Slovenia’s Kerstin Petrič lamented the lack of member state investment in primary NCD prevention, addressing key risk factors. 

“More cost-effective measures such as rising taxes, bans on advertising and limiting access to for example tobacco, alcohol, transfats and sugar are difficult to adopt due to aggressive lobbying of industry and despite the bulk of evidence that these measures work, particularly in the most vulnerable population,” Petrič noted.

“This is the case in my country, and I believe in many other countries. Many lives could be saved if there would not be constant wavering in our member states between business opportunities and health,” she added, appealing to the WHO to “provide appropriate recommendations, including economic calculations, to generate support for public measures in political discussions”. 

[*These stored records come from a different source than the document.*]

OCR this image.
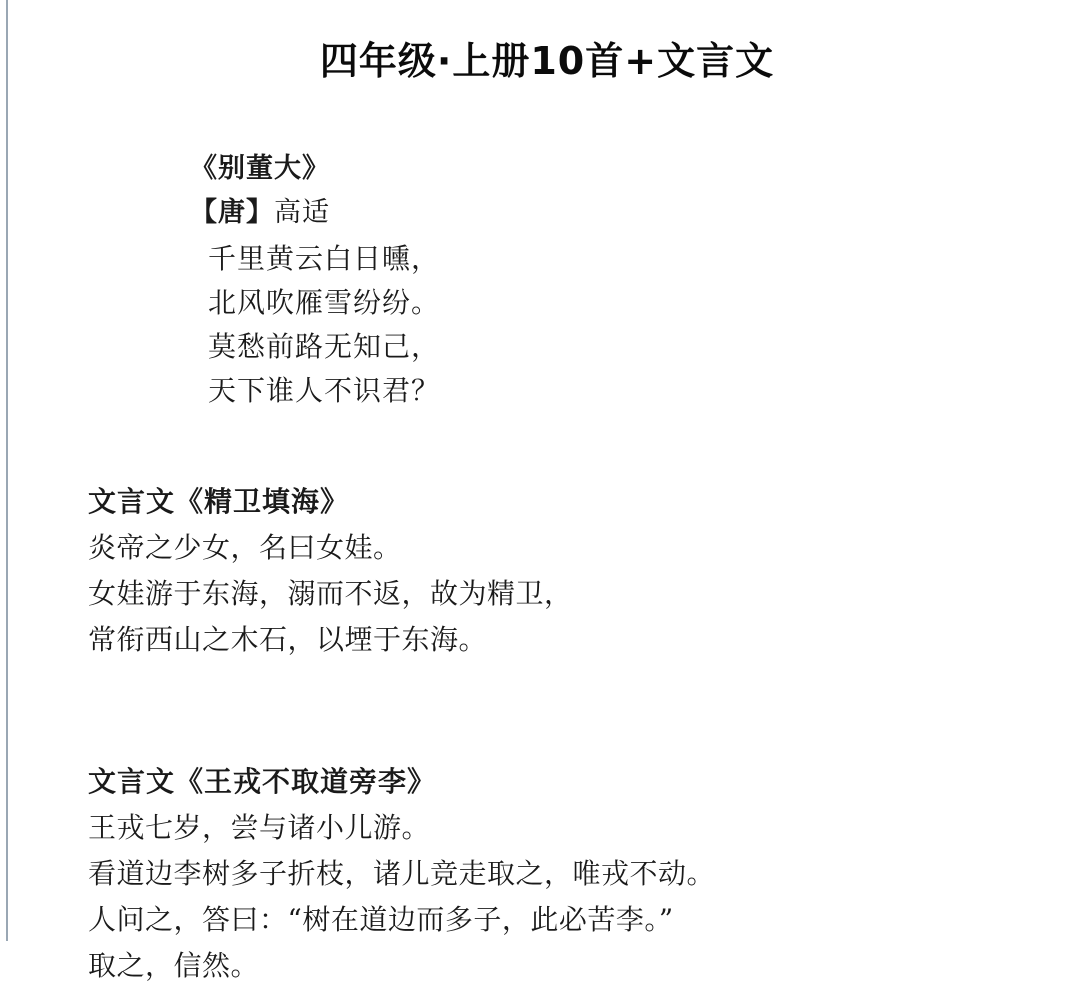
四年级·上册10首+文言文
《别董大》
【唐】高适
千里黄云白日曛，
北风吹雁雪纷纷。
莫愁前路无知己，
天下谁人不识君？
文言文《精卫填海》
炎帝之少女，名曰女娃。
女娃游于东海，溺而不返，故为精卫，
常衔西山之木石，以堙于东海。
文言文《王戎不取道旁李》
王戎七岁，尝与诸小儿游。
看道边李树多子折枝，诸儿竞走取之，唯戎不动。
人问之，答曰：“树在道边而多子，此必苦李。”
取之，信然。
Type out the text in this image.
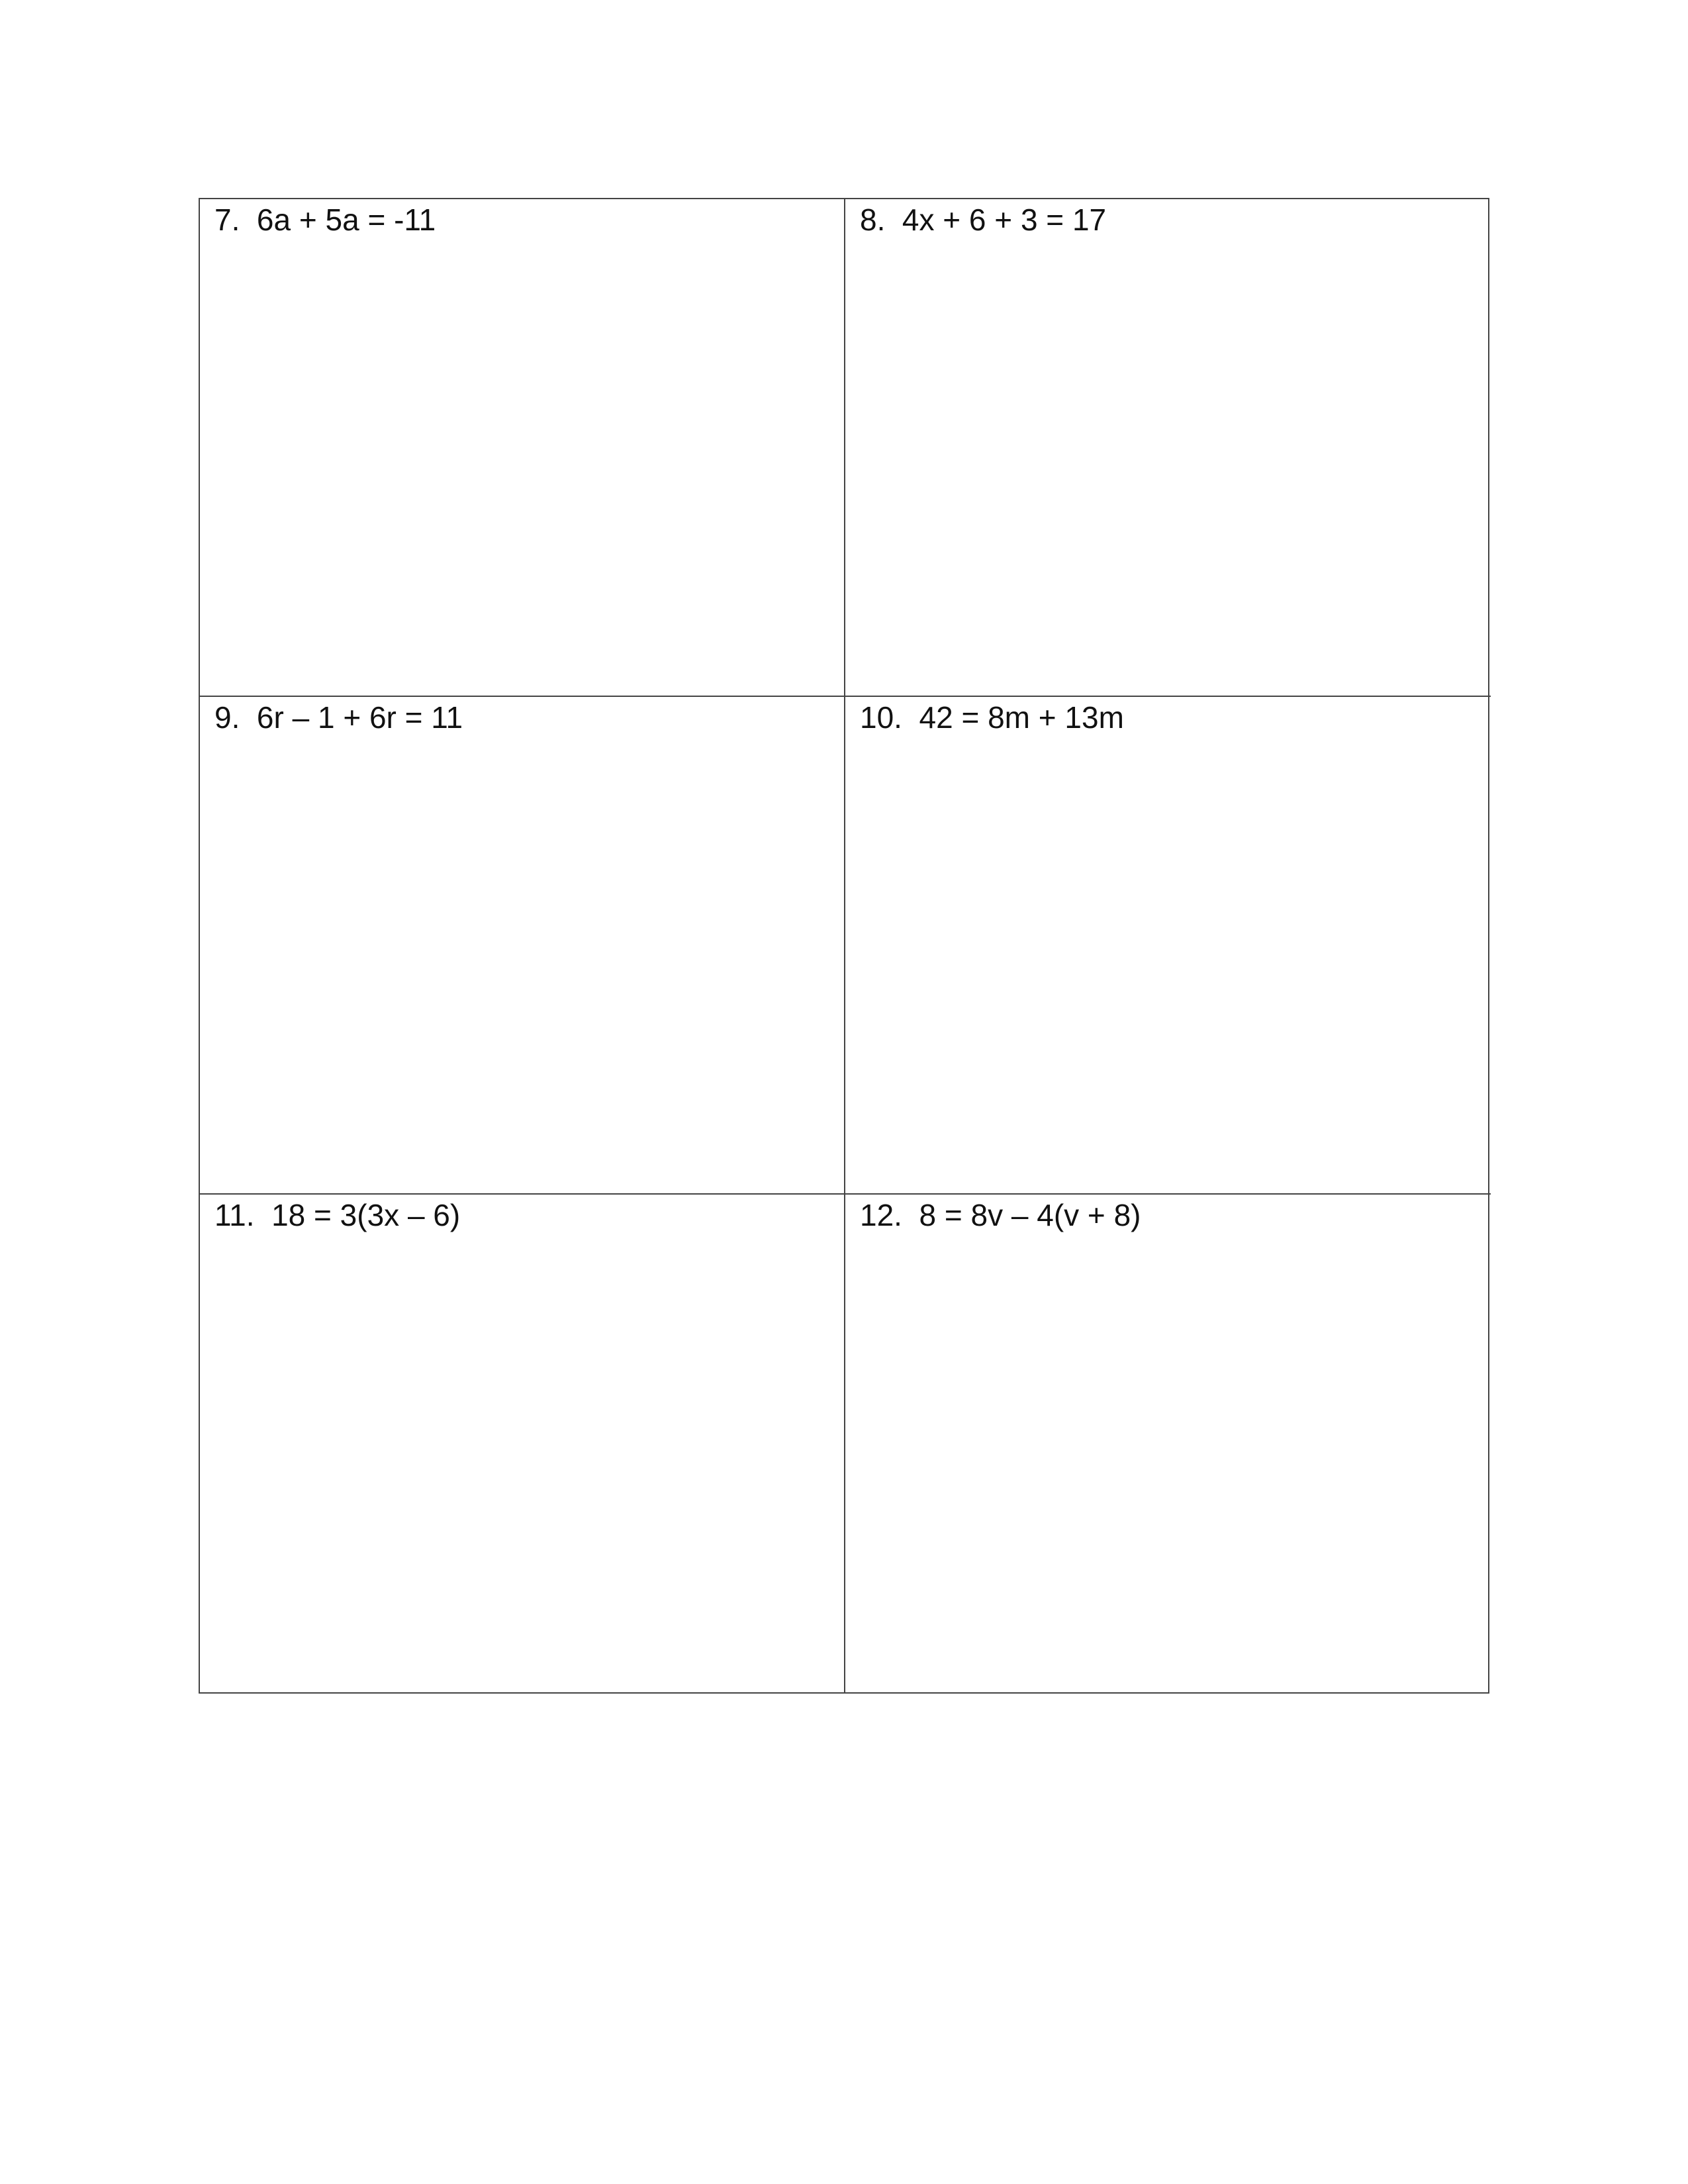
7.  6a + 5a = -11	8.  4x + 6 + 3 = 17
9.  6r – 1 + 6r = 11	10.  42 = 8m + 13m
11.  18 = 3(3x – 6)	12.  8 = 8v – 4(v + 8)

Latin American countries, many of which have made substantial progress in addressing junk food consumption that is fueling NCDs including diabetes and cardiovascular disease.

Argentina told board members about its “healthy environments programme” that included  establishing smoke-free workplaces, and raising awareness of the dangers of alcohol, safe water and the importance of healthy eating and physical activity. 

Argentina has implemented front-of-package labelling on ultra-processed food that contain excessive sugars and saturated fats. 

Conflict-of-interest guidelines

Colombia also stressed health promotion strategies, including collaboration with civil society and academics, as “a vital aspect of prevention of NCDs”,  which should also include addressing  unhealthy environments that in turn create obstacles to healthy lifestyles. 

Meanwhile, Uruguay welcomed the proposed specific targets to respond to diabetes in the prevention and treatment of obesity. 

“We would once again ask the secretariat to give member state clear guidelines on the prevention of conflict of interest in the development of public policies and carry out all necessary efforts to support countries, particularly low and middle-income countries to get the necessary resources for NCD control and monitoring systems,” said Uruguay.

Meanwhile, the US appealed for stronger clauses to address air pollution.

“We would like to see the roadmap provide a more robust response related to air pollution,” said US delegate Loyce Pace. She added that mental health should also receive greater focus: 

“As other delegates have said, the COVID-19 pandemic continues to have a profound effect on availability of mental health services, including for pregnant women, children and adolescents. Greater focus is needed in expanding coverage of mental health and substance use disorders, services delivered via telehealth and similar mechanisms to help mitigate the impacts of COVID-19.” said Pace.

The Executive Board will continue to discuss NCDs on Thursday, as it struggles to catch up with its backlogged agenda.